Girls Will Be Women at The Spitfire Grill
A Review by Eleanor Svaton
There's a test most people have heard of that measures whether a narrative is at least minimally feminist-friendly: the Bechdel Test. The rules are that there must be two named female characters that speak to one another about something other than a man. Most Hollywood films do not pass this test. Go ahead and think about the movies you've seen recently... If they do pass, that's great, but still not the norm by any stretch. Now there's another test called the “Mako Mori” test, which supplies an alternative barometer for meeting the minimum: at least one female character with her own narrative arc that doesn't support a man's. I'd like to introduce the “Spitfire” test: the story is about women—women's lives, women's pain, women's spaces, women's burdens, women's joys, women's power, women's trials, women's desires, and women's strength in numbers—and they don't get saved by any men. Sure, there are a couple of men in The Spitfire Grill who have names, and one even has his own small narrative arc that doesn't support a woman's. But, the “Spitfire” test means that at the center of the story are women who save themselves and the people around them of whatever gender may be in need.
Spitfire's story feels familiar: a small town, someone trying to escape the past, buried secrets, revelation and transformation. Perchance, or Percy (Jorin Young) as she tells the sheriff of Gilead who meets her at the train station as her new parole officer, is a young woman with a past.

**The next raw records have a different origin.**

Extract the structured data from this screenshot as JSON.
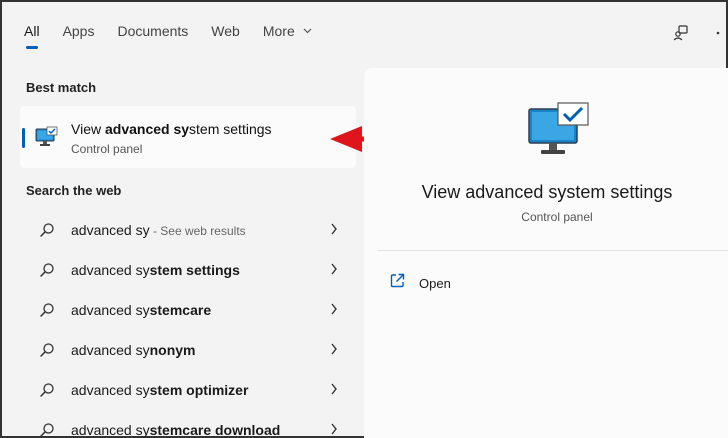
{
  "tabs": [
    {
      "label": "All",
      "active": true
    },
    {
      "label": "Apps"
    },
    {
      "label": "Documents"
    },
    {
      "label": "Web"
    },
    {
      "label": "More"
    }
  ],
  "top_icons": [
    "account-switch-icon",
    "more-options-icon"
  ],
  "best_match": {
    "section_title": "Best match",
    "title_pre": "View ",
    "title_bold": "advanced sy",
    "title_post": "stem settings",
    "subtitle": "Control panel",
    "icon": "system-monitor-icon"
  },
  "search_web": {
    "section_title": "Search the web",
    "items": [
      {
        "prefix": "advanced sy",
        "bold": "",
        "hint": " - See web results"
      },
      {
        "prefix": "advanced sy",
        "bold": "stem settings",
        "hint": ""
      },
      {
        "prefix": "advanced sy",
        "bold": "stemcare",
        "hint": ""
      },
      {
        "prefix": "advanced sy",
        "bold": "nonym",
        "hint": ""
      },
      {
        "prefix": "advanced sy",
        "bold": "stem optimizer",
        "hint": ""
      },
      {
        "prefix": "advanced sy",
        "bold": "stemcare download",
        "hint": ""
      }
    ]
  },
  "detail_panel": {
    "title": "View advanced system settings",
    "subtitle": "Control panel",
    "actions": [
      {
        "label": "Open",
        "icon": "open-external-icon"
      }
    ]
  },
  "colors": {
    "accent": "#005fb8",
    "annotation_arrow": "#e0141b",
    "background": "#f3f3f3"
  }
}
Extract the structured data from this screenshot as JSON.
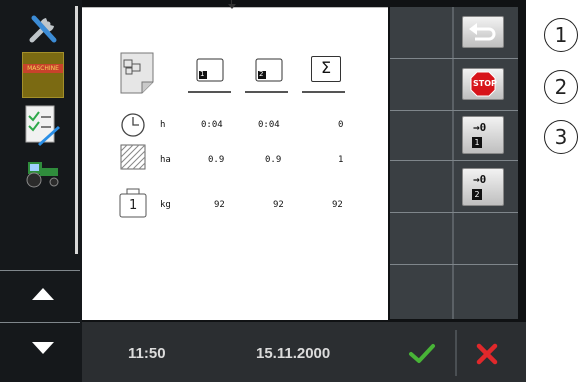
{
  "table": {
    "rows": [
      {
        "unit": "h",
        "values": [
          "0:04",
          "0:04",
          "0"
        ]
      },
      {
        "unit": "ha",
        "values": [
          "0.9",
          "0.9",
          "1"
        ]
      },
      {
        "unit": "kg",
        "values": [
          "92",
          "92",
          "92"
        ]
      }
    ],
    "column_icons": [
      "counter-1-icon",
      "counter-2-icon",
      "sum-icon"
    ],
    "sum_symbol": "Σ",
    "counter_1_label": "1",
    "counter_2_label": "2",
    "weight_icon_label": "1"
  },
  "softkeys": {
    "back": "back-arrow-icon",
    "stop": "STOP",
    "reset_1_label": "→0",
    "reset_1_badge": "1",
    "reset_2_label": "→0",
    "reset_2_badge": "2"
  },
  "callouts": [
    "1",
    "2",
    "3"
  ],
  "status": {
    "time": "11:50",
    "date": "15.11.2000"
  },
  "left_nav": {
    "icons": [
      "tools-icon",
      "machine-card-icon",
      "checklist-icon",
      "tractor-icon"
    ],
    "card_text": "MASCHINE"
  },
  "colors": {
    "confirm": "#48b437",
    "cancel": "#e0282b",
    "stop": "#d7141a"
  }
}
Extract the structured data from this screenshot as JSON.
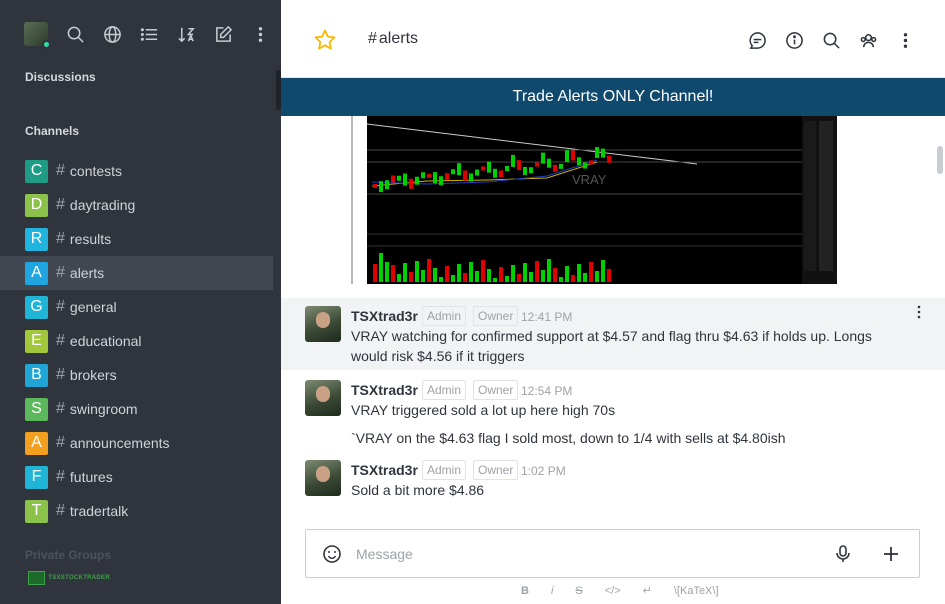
{
  "sidebar": {
    "discussions_label": "Discussions",
    "channels_label": "Channels",
    "bottom_label": "Private Groups",
    "brand_text": "TSXSTOCKTRADER",
    "channels": [
      {
        "letter": "C",
        "name": "contests",
        "color": "#1e9c86",
        "active": false
      },
      {
        "letter": "D",
        "name": "daytrading",
        "color": "#8bc34a",
        "active": false
      },
      {
        "letter": "R",
        "name": "results",
        "color": "#1fb5e0",
        "active": false
      },
      {
        "letter": "A",
        "name": "alerts",
        "color": "#1fa6e0",
        "active": true
      },
      {
        "letter": "G",
        "name": "general",
        "color": "#1fb5d6",
        "active": false
      },
      {
        "letter": "E",
        "name": "educational",
        "color": "#a3c73a",
        "active": false
      },
      {
        "letter": "B",
        "name": "brokers",
        "color": "#1fa6d6",
        "active": false
      },
      {
        "letter": "S",
        "name": "swingroom",
        "color": "#5cb85c",
        "active": false
      },
      {
        "letter": "A",
        "name": "announcements",
        "color": "#f2a01e",
        "active": false
      },
      {
        "letter": "F",
        "name": "futures",
        "color": "#1fb5d6",
        "active": false
      },
      {
        "letter": "T",
        "name": "tradertalk",
        "color": "#8bc34a",
        "active": false
      }
    ]
  },
  "header": {
    "room_name": "alerts",
    "hash": "#"
  },
  "announcement": "Trade Alerts ONLY Channel!",
  "chart_image": {
    "ticker": "VRAY"
  },
  "messages": [
    {
      "user": "TSXtrad3r",
      "role1": "Admin",
      "role2": "Owner",
      "time": "12:41 PM",
      "lines": [
        "VRAY watching for confirmed support at $4.57 and flag thru $4.63 if holds up. Longs",
        "would risk $4.56 if it triggers"
      ]
    },
    {
      "user": "TSXtrad3r",
      "role1": "Admin",
      "role2": "Owner",
      "time": "12:54 PM",
      "lines": [
        "VRAY triggered sold a lot up here high 70s"
      ],
      "followup": "`VRAY on the $4.63 flag I sold most, down to 1/4 with sells at $4.80ish"
    },
    {
      "user": "TSXtrad3r",
      "role1": "Admin",
      "role2": "Owner",
      "time": "1:02 PM",
      "lines": [
        "Sold a bit more $4.86"
      ]
    }
  ],
  "composer": {
    "placeholder": "Message"
  },
  "format_bar": {
    "bold": "B",
    "italic": "i",
    "strike": "S",
    "code": "</>",
    "enter": "↵",
    "katex": "\\[KaTeX\\]"
  }
}
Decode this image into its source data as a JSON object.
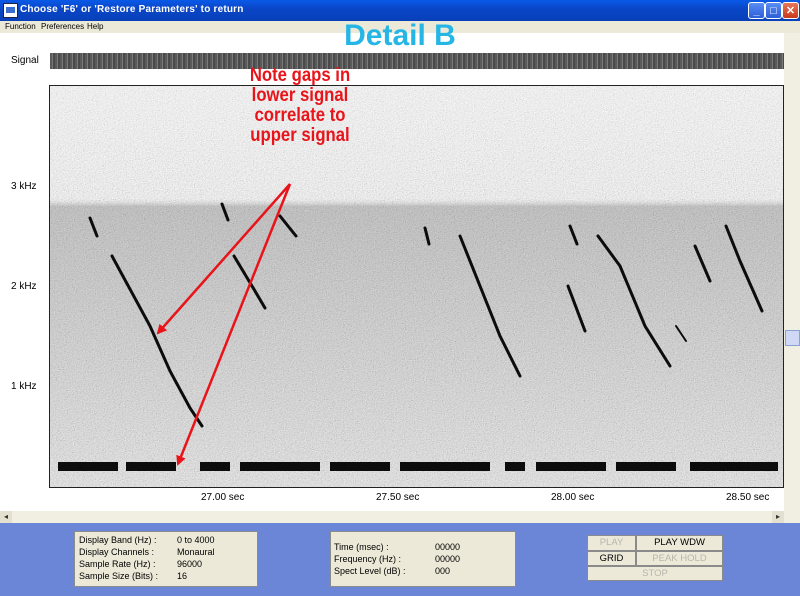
{
  "window": {
    "title": "Choose 'F6' or 'Restore Parameters' to return",
    "min_label": "_",
    "max_label": "□",
    "close_label": "✕"
  },
  "menu": [
    "Function",
    "Preferences",
    "Help"
  ],
  "plot": {
    "heading": "Detail B",
    "signal_label": "Signal",
    "y_ticks": [
      "3 kHz",
      "2 kHz",
      "1 kHz"
    ],
    "x_ticks": [
      "27.00 sec",
      "27.50 sec",
      "28.00 sec",
      "28.50 sec"
    ],
    "annotation": [
      "Note gaps in",
      "lower signal",
      "correlate to",
      "upper signal"
    ],
    "annotation_color": "#e8141a",
    "heading_color": "#25b6e6"
  },
  "display_info": {
    "rows": [
      {
        "label": "Display Band (Hz) :",
        "value": "0 to 4000"
      },
      {
        "label": "Display Channels :",
        "value": "Monaural"
      },
      {
        "label": "Sample Rate (Hz) :",
        "value": "96000"
      },
      {
        "label": "Sample Size (Bits) :",
        "value": "16"
      }
    ]
  },
  "cursor_info": {
    "rows": [
      {
        "label": "Time (msec) :",
        "value": "00000"
      },
      {
        "label": "Frequency (Hz) :",
        "value": "00000"
      },
      {
        "label": "Spect Level (dB) :",
        "value": "000"
      }
    ]
  },
  "controls": {
    "play": "PLAY",
    "play_wdw": "PLAY WDW",
    "grid": "GRID",
    "peak_hold": "PEAK HOLD",
    "stop": "STOP"
  }
}
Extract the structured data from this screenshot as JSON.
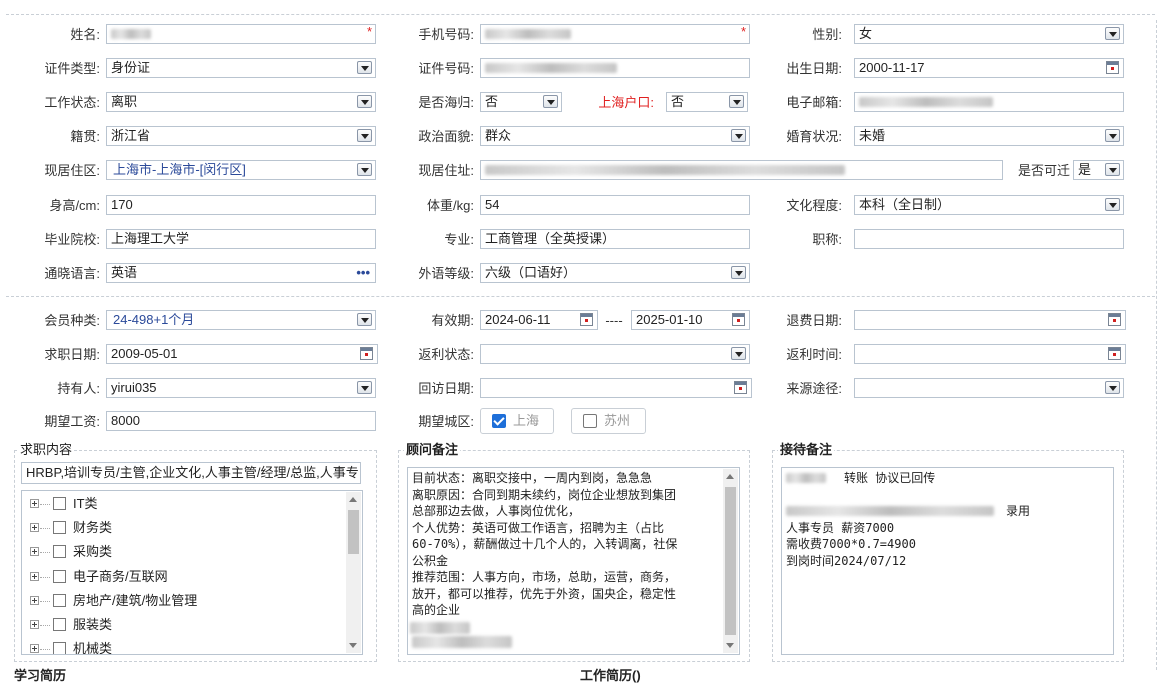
{
  "form": {
    "name_label": "姓名:",
    "phone_label": "手机号码:",
    "gender_label": "性别:",
    "gender_value": "女",
    "idtype_label": "证件类型:",
    "idtype_value": "身份证",
    "idno_label": "证件号码:",
    "birth_label": "出生日期:",
    "birth_value": "2000-11-17",
    "workstatus_label": "工作状态:",
    "workstatus_value": "离职",
    "returnee_label": "是否海归:",
    "returnee_value": "否",
    "shhukou_label": "上海户口:",
    "shhukou_value": "否",
    "email_label": "电子邮箱:",
    "native_label": "籍贯:",
    "native_value": "浙江省",
    "political_label": "政治面貌:",
    "political_value": "群众",
    "marital_label": "婚育状况:",
    "marital_value": "未婚",
    "residence_label": "现居住区:",
    "residence_value": "上海市-上海市-[闵行区]",
    "address_label": "现居住址:",
    "relocate_label": "是否可迁",
    "relocate_value": "是",
    "height_label": "身高/cm:",
    "height_value": "170",
    "weight_label": "体重/kg:",
    "weight_value": "54",
    "education_label": "文化程度:",
    "education_value": "本科（全日制）",
    "school_label": "毕业院校:",
    "school_value": "上海理工大学",
    "major_label": "专业:",
    "major_value": "工商管理（全英授课）",
    "title_label": "职称:",
    "title_value": "",
    "language_label": "通晓语言:",
    "language_value": "英语",
    "foreign_label": "外语等级:",
    "foreign_value": "六级（口语好）"
  },
  "membership": {
    "type_label": "会员种类:",
    "type_value": "24-498+1个月",
    "valid_label": "有效期:",
    "valid_from": "2024-06-11",
    "valid_sep": "----",
    "valid_to": "2025-01-10",
    "refund_label": "退费日期:",
    "jobdate_label": "求职日期:",
    "jobdate_value": "2009-05-01",
    "rebate_status_label": "返利状态:",
    "rebate_time_label": "返利时间:",
    "holder_label": "持有人:",
    "holder_value": "yirui035",
    "visit_label": "回访日期:",
    "source_label": "来源途径:",
    "salary_label": "期望工资:",
    "salary_value": "8000",
    "city_label": "期望城区:",
    "city_options": [
      {
        "label": "上海",
        "checked": true
      },
      {
        "label": "苏州",
        "checked": false
      }
    ]
  },
  "job_content": {
    "title": "求职内容",
    "summary": "HRBP,培训专员/主管,企业文化,人事主管/经理/总监,人事专",
    "tree": [
      "IT类",
      "财务类",
      "采购类",
      "电子商务/互联网",
      "房地产/建筑/物业管理",
      "服装类",
      "机械类"
    ]
  },
  "consultant": {
    "title": "顾问备注",
    "lines": [
      "目前状态：离职交接中，一周内到岗，急急急",
      "离职原因：合同到期未续约，岗位企业想放到集团",
      "总部那边去做，人事岗位优化，",
      "个人优势：英语可做工作语言，招聘为主（占比",
      "60-70%），薪酬做过十几个人的，入转调离，社保",
      "公积金",
      "推荐范围：人事方向，市场，总助，运营，商务，",
      "放开，都可以推荐，优先于外资，国央企，稳定性",
      "高的企业"
    ]
  },
  "reception": {
    "title": "接待备注",
    "line1_suffix": "转账   协议已回传",
    "line2_suffix": "录用",
    "line3": "人事专员   薪资7000",
    "line4": "需收费7000*0.7=4900",
    "line5": "到岗时间2024/07/12"
  },
  "bottom": {
    "study_title": "学习简历",
    "work_title": "工作简历()"
  },
  "colors": {
    "border": "#b9c4d0",
    "accent_blue": "#2b4a9a",
    "required_red": "#e02020",
    "checkbox_blue": "#1e6fd9"
  }
}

Hannah (Christine Lamborn), the matriarch of a Gilead that has seen better days to say the least, is the proprietor of the town's only restaurant: The Spitfire Grill. Shelby (Rachel Uyeno), Hannah's niece by marriage, is sheltered and sweet and smart. These are the three dynamic female characters that together form the heart and soul of The Spitfire Grill, now playing at the Kennedy Theatre at the University of Hawai`i at Manoa. In this stage musical adaptation of the film of the same name, these women come together to support one another, at first begrudgingly, and later in ways they could have never imagined. Lamborn convincingly and commandingly portrays a character much, much older than herself whether barking orders at Percy, berating her nephew, or singing and dancing around the Grill, making Hannah's story arc perhaps the most compelling of the mix. Uyeno's sweet and steady voice, physical grace, and precision in the performance of Shelby are the perfect foil to Young's raw and affective explosiveness as Percy. The actors' portrayals make sense of the attraction the characters have for one another in their abilities to display and offer the kind of strengths the other needs.
What makes this story special is how, as mentioned by Lurana Donnels O'Malley in her director's note, “the women of the Grill harness their own creativity to face their problems.” None of the women in Spitfire chooses to rely or depend on a man to care for or solve their problems. Instead, they go from dealing with everything alone—from essentially being alone—to sharing the burden with each other—bonding with other women in a way that is practical, nurturing, and empowering. This message is more important than any other for girls and women of all ages to see. These three women are so many of us, locked away in our pain, fear, loneliness, and regret. What keeps us locked away, so often, is lack of empathy, lack of representation, lack of alternative models for how to handle the struggles women universally face. Yes, men face struggles, too, but the world is full—over-fricking-flowing-the-brim full—of those narratives. For girls and women to learn that they can be the authors of their own fate, that they can make their own mistakes and learn from them, that they can change and grow and make their own choices, that they can choose each other over the traditional male savior and protector... these are the lessons The Spitfire Grill offers through its storytelling.
The male characters are mainly kept on the periphery, as is the town gossip-girl Effy (Emily Steward), until she starts to be contagiously infected by the positive atmosphere of the other women. Effy changes from hurtful and mean to helpful and happy in way that was delightful to watch. I actually felt sorry for her when she wasn't fully integrated as part of the women's inner circle, which shows the ability of Steward in lifting her character to much more than than the caricature she could have easily have remained.
O'Malley and company have created an entertaining, beautiful, heartwarming show. The plot is simple yet imaginative, the music and songs range from playful to soulful, and the performances and overall production are very, very good. This is a thoroughly enjoyable and ultimately satisfying musical to watch. There's just enough mystery to keep the audience looking ahead and more than enough talent and quality to keep them engaged throughout. I could say a lot more about the many barely-mentioned aspects of this production and all the artists involved, and yet I think I'll stop here. I've managed to discuss what I believe to be the most worthy of my thoughts and words. I suggest you go and decide for yourself what you find of value in a little town called Gilead, where something's definitely cooking at the Spitfire Grill.